Ulrich Heilemann, Vizepräsident des Rheinisch-Westfälischen Instituts für Wirtschaftsforschung Essen, nannte die geänderten Wachstumsprognosen und deren Treffsicherheit für 2002 "nicht außergewöhnlich". Schon zur Jahresmitte hätten die Institute auf die Schwäche des Aufschwungs, die große Rolle der Weltkonjunktur und deren Risiken, die schwache Binnenkonjunktur, verbunden mit dem durch die Steuerreform verursachten Einbruch bei der Körperschaftsteuer, hingewiesen. Auch die Halbierung der Aktienkurse, die Auseinandersetzung um den Irak und die Jahrhundertflut habe die Prognose erheblich erschwert.
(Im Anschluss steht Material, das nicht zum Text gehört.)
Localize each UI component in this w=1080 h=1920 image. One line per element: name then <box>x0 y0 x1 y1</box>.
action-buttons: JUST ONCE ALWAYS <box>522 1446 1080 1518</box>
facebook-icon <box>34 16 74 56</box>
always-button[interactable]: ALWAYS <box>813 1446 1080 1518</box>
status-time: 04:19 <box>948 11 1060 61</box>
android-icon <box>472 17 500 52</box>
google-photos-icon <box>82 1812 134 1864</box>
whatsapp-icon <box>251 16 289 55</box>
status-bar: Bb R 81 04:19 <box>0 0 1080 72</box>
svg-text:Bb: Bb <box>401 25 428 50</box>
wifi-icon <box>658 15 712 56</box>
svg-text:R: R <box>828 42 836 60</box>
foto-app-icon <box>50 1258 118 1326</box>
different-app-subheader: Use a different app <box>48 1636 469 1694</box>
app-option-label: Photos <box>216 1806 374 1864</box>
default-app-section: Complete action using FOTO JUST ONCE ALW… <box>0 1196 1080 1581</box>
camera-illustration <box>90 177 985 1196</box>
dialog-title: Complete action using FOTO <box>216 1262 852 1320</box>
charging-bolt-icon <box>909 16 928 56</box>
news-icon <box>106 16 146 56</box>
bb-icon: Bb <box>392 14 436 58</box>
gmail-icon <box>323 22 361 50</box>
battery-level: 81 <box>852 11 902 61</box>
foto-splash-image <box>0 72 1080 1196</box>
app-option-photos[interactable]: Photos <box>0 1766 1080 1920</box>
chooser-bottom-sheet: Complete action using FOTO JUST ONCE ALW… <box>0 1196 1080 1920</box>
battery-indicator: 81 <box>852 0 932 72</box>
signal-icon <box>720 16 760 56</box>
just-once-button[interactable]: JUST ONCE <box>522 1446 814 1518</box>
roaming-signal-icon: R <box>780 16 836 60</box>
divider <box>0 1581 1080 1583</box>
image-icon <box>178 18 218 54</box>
Gustav-Adolf Horn vom Deutschen Institut für Wirtschaftsforschung verwies darauf, dass "zu fast allen Zeiten" alle Länder Europas die Einnahmen zu hoch und die Defizitquote zu niedrig schätzten. In der deutschen Schätzung 2002 sei nicht hinreichend berücksichtigt worden, dass sich immer mehr Unternehmen durch Outsourcing Tarifabschlüssen entzögen und so das Aufkommen der Sozialbeiträge erheblich überschätzt werde.
Jürgen Komphardt (Berlin), Mitglied des Sachverständigenrats zur Begutachtung der gesamtwirtschaftliche Entwicklung, nannte die Prognosen schwierig. Erst im Juli, August habe sich vermuten lassen, dass "die Defizitgrenze überschritten werden könnte". Eine fundierte Basis dafür habe es erst im Oktober, also nach der Wahl, gegeben. Die Frage des CDU-Abgeordneten Jürgen Gehb, ob er wie der Bundesfinanzminister noch am 17. September behauptet hätte, die Bundesregierung werde die Defizitkriterien der EU einhalten, beantworte dieser klar mit "Nein". Doch fügte er hinzu: "Ich hätte auch nicht das Gegenteil behauptet. Ich hätte auf mögliche Schwankungsbreiten verwiesen."